Spending on you: waste. On me: an investment in the future
In the face of such voters, both candidates pander. They agree that flood-insurance prices should not rise while cheaper alternatives are sought. Both reject the idea that urgent reforms are needed to keep Social Security (public pensions) solvent—that might alarm the many pensioners whose votes they need.

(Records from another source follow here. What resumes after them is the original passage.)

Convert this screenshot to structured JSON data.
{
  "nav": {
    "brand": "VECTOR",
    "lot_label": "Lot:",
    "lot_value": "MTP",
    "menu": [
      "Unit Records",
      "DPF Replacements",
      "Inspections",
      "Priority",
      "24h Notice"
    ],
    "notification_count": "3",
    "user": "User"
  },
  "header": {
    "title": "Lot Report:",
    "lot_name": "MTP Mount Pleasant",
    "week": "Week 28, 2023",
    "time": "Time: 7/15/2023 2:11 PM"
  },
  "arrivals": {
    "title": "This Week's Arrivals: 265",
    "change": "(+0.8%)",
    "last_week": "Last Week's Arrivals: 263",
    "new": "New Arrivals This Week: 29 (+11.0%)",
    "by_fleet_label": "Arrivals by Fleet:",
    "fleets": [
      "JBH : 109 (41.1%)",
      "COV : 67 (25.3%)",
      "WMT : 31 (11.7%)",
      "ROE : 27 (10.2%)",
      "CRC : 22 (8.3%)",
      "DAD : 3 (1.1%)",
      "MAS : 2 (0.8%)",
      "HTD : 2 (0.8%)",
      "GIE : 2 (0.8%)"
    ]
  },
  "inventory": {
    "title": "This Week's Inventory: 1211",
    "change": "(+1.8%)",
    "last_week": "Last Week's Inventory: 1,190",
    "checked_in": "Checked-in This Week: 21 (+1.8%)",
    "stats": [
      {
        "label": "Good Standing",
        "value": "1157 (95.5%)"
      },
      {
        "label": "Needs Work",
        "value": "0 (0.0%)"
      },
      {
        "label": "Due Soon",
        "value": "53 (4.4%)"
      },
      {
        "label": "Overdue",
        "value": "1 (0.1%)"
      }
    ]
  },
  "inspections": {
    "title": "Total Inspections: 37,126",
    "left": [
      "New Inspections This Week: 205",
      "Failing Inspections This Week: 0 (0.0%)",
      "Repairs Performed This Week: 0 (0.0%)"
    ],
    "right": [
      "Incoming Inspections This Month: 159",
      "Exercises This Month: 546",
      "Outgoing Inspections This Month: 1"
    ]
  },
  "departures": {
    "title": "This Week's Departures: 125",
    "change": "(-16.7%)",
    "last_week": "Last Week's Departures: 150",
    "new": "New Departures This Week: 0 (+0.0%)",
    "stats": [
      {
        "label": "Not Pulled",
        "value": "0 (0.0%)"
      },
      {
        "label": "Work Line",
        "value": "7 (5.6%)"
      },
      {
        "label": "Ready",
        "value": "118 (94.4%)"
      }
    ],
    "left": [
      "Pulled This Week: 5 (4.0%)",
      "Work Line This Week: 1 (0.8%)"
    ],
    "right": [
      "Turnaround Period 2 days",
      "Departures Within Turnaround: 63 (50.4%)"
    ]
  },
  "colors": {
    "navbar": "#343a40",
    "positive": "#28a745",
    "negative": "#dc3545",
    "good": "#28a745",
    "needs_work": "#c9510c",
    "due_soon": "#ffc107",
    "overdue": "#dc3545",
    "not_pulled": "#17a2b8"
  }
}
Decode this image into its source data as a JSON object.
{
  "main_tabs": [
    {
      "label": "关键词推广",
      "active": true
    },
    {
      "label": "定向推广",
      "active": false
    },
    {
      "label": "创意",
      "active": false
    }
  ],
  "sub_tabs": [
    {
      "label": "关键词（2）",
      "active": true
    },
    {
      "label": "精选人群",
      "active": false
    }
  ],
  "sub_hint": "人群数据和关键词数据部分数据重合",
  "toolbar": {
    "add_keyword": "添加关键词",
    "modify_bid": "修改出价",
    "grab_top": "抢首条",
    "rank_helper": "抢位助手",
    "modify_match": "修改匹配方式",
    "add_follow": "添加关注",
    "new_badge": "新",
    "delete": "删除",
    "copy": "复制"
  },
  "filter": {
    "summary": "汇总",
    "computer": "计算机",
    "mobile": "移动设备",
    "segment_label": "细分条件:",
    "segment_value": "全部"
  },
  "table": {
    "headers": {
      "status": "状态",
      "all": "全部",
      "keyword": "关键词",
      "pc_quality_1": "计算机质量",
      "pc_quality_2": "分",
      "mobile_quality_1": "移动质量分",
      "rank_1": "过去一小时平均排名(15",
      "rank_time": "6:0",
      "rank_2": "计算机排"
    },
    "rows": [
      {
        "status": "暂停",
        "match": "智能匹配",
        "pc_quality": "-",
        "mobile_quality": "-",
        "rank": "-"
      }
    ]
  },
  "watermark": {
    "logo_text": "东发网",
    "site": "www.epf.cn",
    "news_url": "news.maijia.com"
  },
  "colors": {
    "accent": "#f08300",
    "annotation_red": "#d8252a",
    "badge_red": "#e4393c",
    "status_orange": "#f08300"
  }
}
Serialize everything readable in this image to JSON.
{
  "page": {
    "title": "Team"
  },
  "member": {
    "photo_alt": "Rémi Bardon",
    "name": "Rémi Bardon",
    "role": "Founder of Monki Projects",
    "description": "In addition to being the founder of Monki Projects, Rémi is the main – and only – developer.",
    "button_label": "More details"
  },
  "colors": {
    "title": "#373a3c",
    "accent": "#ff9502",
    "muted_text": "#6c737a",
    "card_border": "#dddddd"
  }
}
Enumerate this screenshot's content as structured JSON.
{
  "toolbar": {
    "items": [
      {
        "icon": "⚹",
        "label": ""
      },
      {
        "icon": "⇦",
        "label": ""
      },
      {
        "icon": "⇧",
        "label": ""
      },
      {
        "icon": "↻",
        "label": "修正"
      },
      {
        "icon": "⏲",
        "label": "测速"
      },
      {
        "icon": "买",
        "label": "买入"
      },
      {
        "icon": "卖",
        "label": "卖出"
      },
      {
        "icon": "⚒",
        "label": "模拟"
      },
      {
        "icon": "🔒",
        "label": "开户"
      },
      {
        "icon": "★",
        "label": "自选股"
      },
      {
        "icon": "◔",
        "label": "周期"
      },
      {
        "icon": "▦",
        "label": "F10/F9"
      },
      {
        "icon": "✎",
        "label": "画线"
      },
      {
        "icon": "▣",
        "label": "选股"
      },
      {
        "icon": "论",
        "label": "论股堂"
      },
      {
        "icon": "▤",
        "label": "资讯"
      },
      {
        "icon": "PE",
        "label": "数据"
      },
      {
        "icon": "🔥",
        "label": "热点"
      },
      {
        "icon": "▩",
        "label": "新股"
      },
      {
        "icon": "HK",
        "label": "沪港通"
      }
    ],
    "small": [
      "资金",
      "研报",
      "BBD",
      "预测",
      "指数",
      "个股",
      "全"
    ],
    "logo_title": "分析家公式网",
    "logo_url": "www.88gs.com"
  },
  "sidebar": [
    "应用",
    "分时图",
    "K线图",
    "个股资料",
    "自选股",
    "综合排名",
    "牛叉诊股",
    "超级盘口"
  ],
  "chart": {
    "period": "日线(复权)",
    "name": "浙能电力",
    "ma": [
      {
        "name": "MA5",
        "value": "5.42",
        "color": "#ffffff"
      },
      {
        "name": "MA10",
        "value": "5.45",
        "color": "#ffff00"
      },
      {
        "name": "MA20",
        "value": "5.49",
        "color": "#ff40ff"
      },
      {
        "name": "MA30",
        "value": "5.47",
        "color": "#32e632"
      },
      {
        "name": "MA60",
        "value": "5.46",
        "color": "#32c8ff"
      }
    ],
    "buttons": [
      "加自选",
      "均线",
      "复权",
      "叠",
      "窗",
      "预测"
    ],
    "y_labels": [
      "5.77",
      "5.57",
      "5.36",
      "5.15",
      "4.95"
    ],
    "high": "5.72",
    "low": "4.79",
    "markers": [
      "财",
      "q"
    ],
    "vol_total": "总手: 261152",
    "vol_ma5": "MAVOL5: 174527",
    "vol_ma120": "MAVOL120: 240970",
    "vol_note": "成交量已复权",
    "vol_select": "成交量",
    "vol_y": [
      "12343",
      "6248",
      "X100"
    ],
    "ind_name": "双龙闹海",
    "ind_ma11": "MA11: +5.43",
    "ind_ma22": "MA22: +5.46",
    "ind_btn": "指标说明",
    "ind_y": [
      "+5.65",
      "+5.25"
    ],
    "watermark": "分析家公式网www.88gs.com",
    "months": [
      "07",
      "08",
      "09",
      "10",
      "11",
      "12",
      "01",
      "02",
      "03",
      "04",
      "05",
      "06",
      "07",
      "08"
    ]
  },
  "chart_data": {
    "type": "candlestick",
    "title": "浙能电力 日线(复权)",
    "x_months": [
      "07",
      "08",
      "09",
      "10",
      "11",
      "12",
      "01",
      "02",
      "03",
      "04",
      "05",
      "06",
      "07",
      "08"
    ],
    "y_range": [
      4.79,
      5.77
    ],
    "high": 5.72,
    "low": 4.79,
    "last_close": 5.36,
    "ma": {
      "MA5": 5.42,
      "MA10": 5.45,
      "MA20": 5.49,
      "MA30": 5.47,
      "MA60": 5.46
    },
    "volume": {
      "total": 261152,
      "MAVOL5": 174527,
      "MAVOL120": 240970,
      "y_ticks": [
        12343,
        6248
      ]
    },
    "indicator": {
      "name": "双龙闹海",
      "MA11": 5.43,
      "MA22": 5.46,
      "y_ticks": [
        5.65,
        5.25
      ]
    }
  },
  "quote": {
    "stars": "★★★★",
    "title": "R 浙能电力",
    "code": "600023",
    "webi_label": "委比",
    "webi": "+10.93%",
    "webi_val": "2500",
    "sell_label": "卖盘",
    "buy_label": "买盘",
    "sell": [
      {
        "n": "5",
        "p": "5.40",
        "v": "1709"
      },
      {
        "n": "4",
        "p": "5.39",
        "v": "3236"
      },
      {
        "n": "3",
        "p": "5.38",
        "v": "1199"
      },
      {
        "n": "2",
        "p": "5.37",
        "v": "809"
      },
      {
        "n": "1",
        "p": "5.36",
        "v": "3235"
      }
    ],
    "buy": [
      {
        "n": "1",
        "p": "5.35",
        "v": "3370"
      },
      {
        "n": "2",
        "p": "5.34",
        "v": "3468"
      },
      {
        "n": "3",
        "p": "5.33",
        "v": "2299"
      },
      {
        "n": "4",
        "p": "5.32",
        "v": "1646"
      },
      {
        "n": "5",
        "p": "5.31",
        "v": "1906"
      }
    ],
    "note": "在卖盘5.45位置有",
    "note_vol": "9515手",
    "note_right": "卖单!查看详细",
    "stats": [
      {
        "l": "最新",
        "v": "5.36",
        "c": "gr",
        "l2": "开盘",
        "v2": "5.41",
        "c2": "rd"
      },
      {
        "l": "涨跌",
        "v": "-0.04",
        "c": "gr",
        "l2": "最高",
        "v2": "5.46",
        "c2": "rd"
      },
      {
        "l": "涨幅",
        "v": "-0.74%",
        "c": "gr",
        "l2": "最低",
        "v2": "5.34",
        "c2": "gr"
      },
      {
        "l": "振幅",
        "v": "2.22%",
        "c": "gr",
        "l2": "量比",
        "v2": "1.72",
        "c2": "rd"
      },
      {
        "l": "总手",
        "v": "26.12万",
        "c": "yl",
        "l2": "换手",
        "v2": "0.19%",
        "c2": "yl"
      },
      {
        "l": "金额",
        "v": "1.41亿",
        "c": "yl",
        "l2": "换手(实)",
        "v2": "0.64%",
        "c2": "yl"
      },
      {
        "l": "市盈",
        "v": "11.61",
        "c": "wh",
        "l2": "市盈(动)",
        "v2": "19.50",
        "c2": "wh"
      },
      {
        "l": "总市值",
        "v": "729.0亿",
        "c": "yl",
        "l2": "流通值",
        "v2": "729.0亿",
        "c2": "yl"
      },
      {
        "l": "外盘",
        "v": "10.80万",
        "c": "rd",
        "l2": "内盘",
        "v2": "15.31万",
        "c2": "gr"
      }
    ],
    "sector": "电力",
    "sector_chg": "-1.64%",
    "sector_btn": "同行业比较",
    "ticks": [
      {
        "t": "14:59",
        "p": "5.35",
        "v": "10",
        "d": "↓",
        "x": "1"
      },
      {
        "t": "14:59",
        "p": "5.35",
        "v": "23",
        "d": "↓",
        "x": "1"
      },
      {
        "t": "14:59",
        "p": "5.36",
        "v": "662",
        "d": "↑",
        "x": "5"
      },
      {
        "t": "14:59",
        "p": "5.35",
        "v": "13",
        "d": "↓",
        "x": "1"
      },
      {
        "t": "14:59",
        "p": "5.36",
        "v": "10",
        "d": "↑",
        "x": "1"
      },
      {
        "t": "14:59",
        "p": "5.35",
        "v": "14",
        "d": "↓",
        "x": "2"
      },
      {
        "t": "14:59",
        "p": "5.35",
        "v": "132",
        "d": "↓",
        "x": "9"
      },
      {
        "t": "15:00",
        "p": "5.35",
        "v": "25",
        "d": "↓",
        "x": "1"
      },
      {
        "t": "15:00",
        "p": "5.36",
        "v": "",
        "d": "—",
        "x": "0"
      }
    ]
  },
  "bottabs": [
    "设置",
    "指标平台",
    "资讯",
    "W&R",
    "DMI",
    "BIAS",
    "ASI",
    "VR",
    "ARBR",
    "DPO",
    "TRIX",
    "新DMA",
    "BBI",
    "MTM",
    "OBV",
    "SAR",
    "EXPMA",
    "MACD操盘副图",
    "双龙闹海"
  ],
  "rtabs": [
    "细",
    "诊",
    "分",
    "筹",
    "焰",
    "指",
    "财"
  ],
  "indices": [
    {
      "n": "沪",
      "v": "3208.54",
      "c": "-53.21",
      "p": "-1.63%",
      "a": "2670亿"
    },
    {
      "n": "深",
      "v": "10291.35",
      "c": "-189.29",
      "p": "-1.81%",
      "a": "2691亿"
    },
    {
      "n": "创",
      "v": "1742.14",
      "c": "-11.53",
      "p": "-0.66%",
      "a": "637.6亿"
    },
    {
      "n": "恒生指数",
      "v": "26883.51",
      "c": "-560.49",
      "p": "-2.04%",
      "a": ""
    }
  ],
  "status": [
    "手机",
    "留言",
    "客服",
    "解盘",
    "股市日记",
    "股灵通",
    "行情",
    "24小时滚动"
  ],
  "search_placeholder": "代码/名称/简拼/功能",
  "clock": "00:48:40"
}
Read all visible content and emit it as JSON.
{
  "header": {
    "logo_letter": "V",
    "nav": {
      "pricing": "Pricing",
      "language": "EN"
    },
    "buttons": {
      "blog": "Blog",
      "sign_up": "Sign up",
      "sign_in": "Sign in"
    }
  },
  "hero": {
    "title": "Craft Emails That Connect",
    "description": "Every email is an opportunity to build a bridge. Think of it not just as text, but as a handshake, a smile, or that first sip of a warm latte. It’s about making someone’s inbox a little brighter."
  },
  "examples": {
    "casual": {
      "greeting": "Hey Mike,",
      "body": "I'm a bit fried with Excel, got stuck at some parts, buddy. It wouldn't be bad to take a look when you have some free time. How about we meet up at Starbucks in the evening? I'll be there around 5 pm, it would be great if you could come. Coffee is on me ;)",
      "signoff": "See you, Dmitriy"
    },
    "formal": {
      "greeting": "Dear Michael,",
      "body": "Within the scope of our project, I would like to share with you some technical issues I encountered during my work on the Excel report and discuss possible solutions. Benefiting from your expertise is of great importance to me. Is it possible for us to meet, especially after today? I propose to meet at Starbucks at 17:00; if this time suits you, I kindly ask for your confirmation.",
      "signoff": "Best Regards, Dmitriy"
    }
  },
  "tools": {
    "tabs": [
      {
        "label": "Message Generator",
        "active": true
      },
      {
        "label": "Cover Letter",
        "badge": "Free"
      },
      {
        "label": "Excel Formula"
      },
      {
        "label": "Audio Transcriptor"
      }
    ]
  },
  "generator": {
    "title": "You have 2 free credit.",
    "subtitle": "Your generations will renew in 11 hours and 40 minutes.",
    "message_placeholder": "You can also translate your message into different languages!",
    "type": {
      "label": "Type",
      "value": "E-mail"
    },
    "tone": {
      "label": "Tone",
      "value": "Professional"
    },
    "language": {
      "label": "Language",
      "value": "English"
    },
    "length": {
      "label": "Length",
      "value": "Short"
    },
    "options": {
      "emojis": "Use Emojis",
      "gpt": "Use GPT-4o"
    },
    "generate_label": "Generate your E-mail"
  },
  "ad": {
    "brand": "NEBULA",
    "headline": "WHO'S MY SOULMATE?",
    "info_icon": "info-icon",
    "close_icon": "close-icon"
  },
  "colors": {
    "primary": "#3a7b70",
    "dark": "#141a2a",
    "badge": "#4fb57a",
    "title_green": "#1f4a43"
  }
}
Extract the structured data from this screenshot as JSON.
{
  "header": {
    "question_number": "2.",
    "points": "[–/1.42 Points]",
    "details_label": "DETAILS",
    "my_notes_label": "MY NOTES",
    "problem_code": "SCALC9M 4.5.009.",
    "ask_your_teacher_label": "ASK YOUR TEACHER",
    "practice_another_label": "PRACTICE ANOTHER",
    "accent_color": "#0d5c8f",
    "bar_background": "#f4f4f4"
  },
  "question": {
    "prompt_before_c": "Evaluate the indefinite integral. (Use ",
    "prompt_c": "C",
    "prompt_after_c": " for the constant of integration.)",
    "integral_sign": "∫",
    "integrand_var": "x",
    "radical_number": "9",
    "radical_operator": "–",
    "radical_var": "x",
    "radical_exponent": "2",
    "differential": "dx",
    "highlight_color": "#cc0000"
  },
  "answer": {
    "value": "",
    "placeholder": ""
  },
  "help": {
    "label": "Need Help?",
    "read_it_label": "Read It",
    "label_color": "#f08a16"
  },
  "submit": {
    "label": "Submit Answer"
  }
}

Mr Jolly dubs himself a “Bill Young Republican”. Defending his profession to a gathering of building contractors, he called himself an expert in fighting for their interests: “We have 435 lobbyists up in Washington, DC, and they’re called members of Congress,” he argues. “They’re all lobbying for their districts.”
Ms Sink is less polished: for all her experience she does a good impression of someone being forced to campaign at gunpoint. Stressing bipartisanship, she grimaces when asked if she would welcome a visit by Mr Obama, saying she wants to run on “local issues”. To her credit, she has mounted a more robust defence of Obamacare than many Democrats, vowing to fix rather than repeal the law and accusing Mr Jolly of wanting to go back to letting insurance companies “do whatever they want”. But after listing Obamacare’s pros and cons, she sadly notes: “It took me five minutes to explain that. It doesn’t lend itself to soundbites.”
If the special election does not seem very uplifting, with its wildly entitled voters and pandering candidates, contemplate this: by 2030, much of America will be as old as Florida is today. If rational spending seems a hard sell now, just wait until more places vote like the Sunshine State.